There's no name, only a crest on backstrap of a four pointed? star with I think a hammer in middle. there's a "127" on the bottom of mag well and an "89" on the barrel.
It's a .22, single-shot with an 11" barrel. Elaborate rear sight setup.
Here's some pic with the furniture removed.
Any help would be appreciated. Thanks.

http://s17.photobucket.com/albums/b99/ghosch4/?albumview=slideshow

Jim Watson
June 9, 2009, 10:17 PM
I do not recognize the trademark but it is certainly a Martini actioned free pistol similar in layout to a Hammerli Model 103.

Casimer
June 9, 2009, 10:58 PM
Try posting your inquiry to Targettalk.org a/o the yahoo Free Pistol group.

You're right, that is a FP but I don't recognize the make and model.
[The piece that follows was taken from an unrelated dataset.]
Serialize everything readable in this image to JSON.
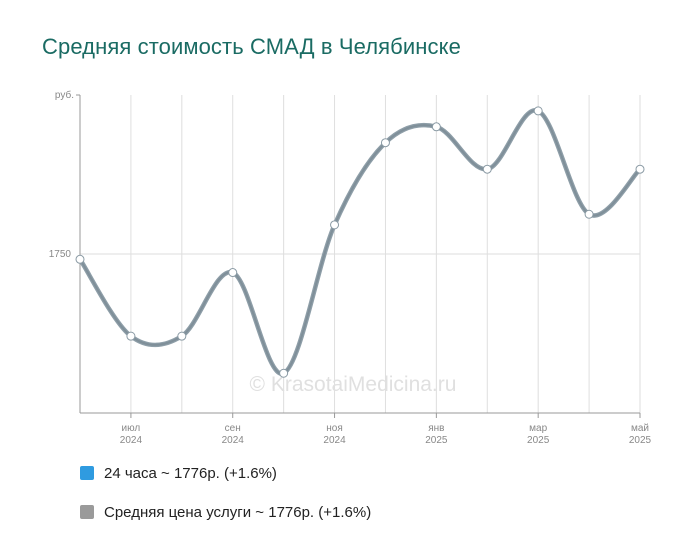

The barrel, trigger guard and blade, and grip frame suggest, to me, that it's an early modern design. The contouring of the guard and blade look German (e.g. Hammerli or Anschutz).

Here's a depiction of the history of FP's w/ designs that are indicative of their evolution.
http://www.geocities.com/pistoleer2001/Evolution.html

But I'm not an expert on Free Pistols, and there were a lot of small builders over the years, so it probably best to get a more informed opinion.

Atticus Thraxx
June 10, 2009, 12:52 PM
Thanks guys! If I get a solid id, I'll post it.

Casimer
June 10, 2009, 11:24 PM
I'd seen your post to TT. With those grips on, it does look like a Hammerli.

Regarding your question as to how it works. Free Pistols often have a two stage action. So you cock the pistol using one lever, and set the trigger using another. On yours the cocking is likely accomplished using the lever that extends through the base of the grip frame. Try pushing it against whichever direction it resists. Once it's cocked, the lever may move freely. The trigger is probably set using the lever on LH side - push it down until you feel a click.

But don't dry fire it without a snap cap, or empty case in the chamber. The firing pin assemblies can be fragile on FPs, so I'd try to take care when testing it.

What's interesting is that the pistol in your pics doesn't look like it's been used. It's rare to find an older FP in this condition. They're often pretty hacked-up.

James K
June 11, 2009, 12:20 AM
I have no doubt that a Hammerli would be marked appropriately, but that type of pistol was also made in Russia (USSR) and China and those might not have been marked.